Do you begin to see the point?  The pastor has invested emotionally, socially, financially, and in other ways in his church and ministry. He has invested in this family, and often in the life of the abuser himself.  The abuser might be an elder or deacon or some other key figure in the church. So the victim’s report sounds a dissonant chord in the pastor’s mind.  His temptation is going to be to change his thinking to some theory that will justify the abuser and support his long-held notion that the abuser is really who the pastor has assumed him to be.  The pastor will do this rather than believe the shocking and threatening alternative:  the victim’s account.  As Carver explained:  “Even though we might find ourselves in a foolish or difficult situation – few want to admit that fact. Instead, we attempt to reduce the dissonance – the fact that our cognitions don’t match, agree, or make sense when combined. “Cognitive Dissonance” can be reduced by adding new cognitions – adding new thoughts and attitudes.” 

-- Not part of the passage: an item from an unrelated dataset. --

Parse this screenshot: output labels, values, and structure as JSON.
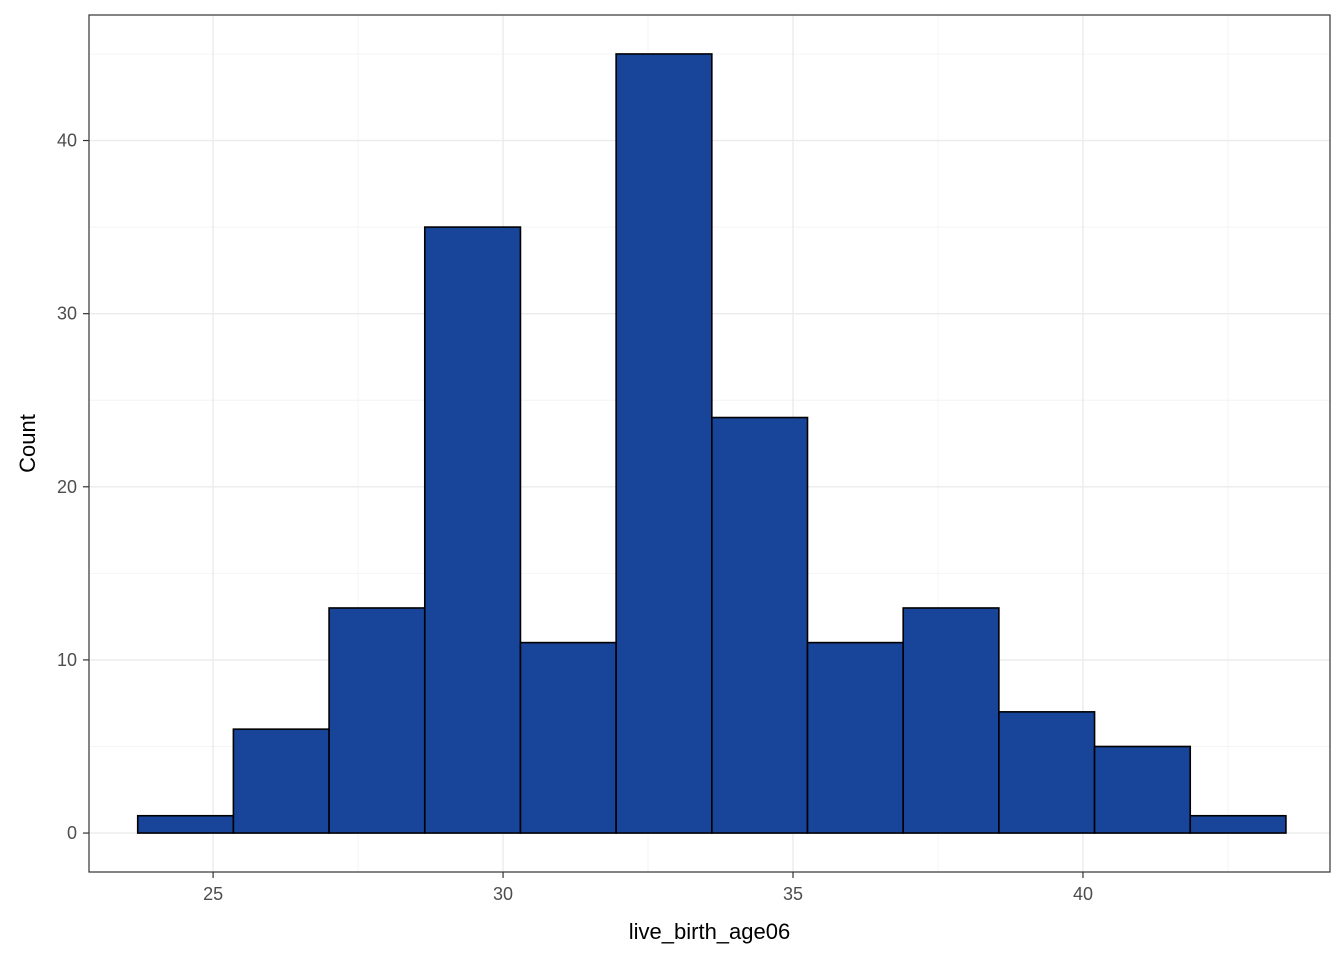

And guess what those “new thoughts and attitudes” are going to be?  That the victim has it all wrong.  That the victim is really the culprit.  Because the alternative (that the pastor has been duped by the abuser; that the abuser is not at all who the pastor thought him to be, etc), is just too shocking and threatening to face up to.  The dissonance between the victim’s report of abuse and the pastor’s longstanding “knowledge” of the abuser must be resolved into a pleasant, harmonious chord once again.  And it will be at the expense and sacrifice of the victim.

Pastors — you must know yourself if you are going to deal with abusers justly and if you are going to deal rightly with victims of abuse.  This cognitive dissonance principle is in all of us and it never produces justice.  When a victim comes to you, to one degree or another (depending on the degree to which your personal investment in these people and/or in your ministry you have made), to one degree or another this dissonant chord is going to start sounding in your mind and in your feelings.  You won’t like it.  Your sinful, selfish flesh is going to urge you to resolve it, and to resolve it quickly.  “Make the victim go away.  Discount her story.”

You must not yield to any of this.  Yes, there is a dissonance.  But the dissonance is coming from the abuser’s “Christian” facade as it is now played against the other note of his role as abuser.  Resolution must be sought in the abuser’s arena, not in the victim’s.  Our false notion of who the abuser is must be a note that is changed.  That will be real resolution.

Deuteronomy 16:18-20 “You shall appoint judges and officers in all your towns that the LORD your God is giving you, according to your tribes, and they shall judge the people with righteous judgment. You shall not pervert justice. You shall not show partiality, and you shall not accept a bribe, for a bribe blinds the eyes of the wise and subverts the cause of the righteous. Justice, and only justice, you shall follow, that you may live and inherit the land that the LORD your God is giving you.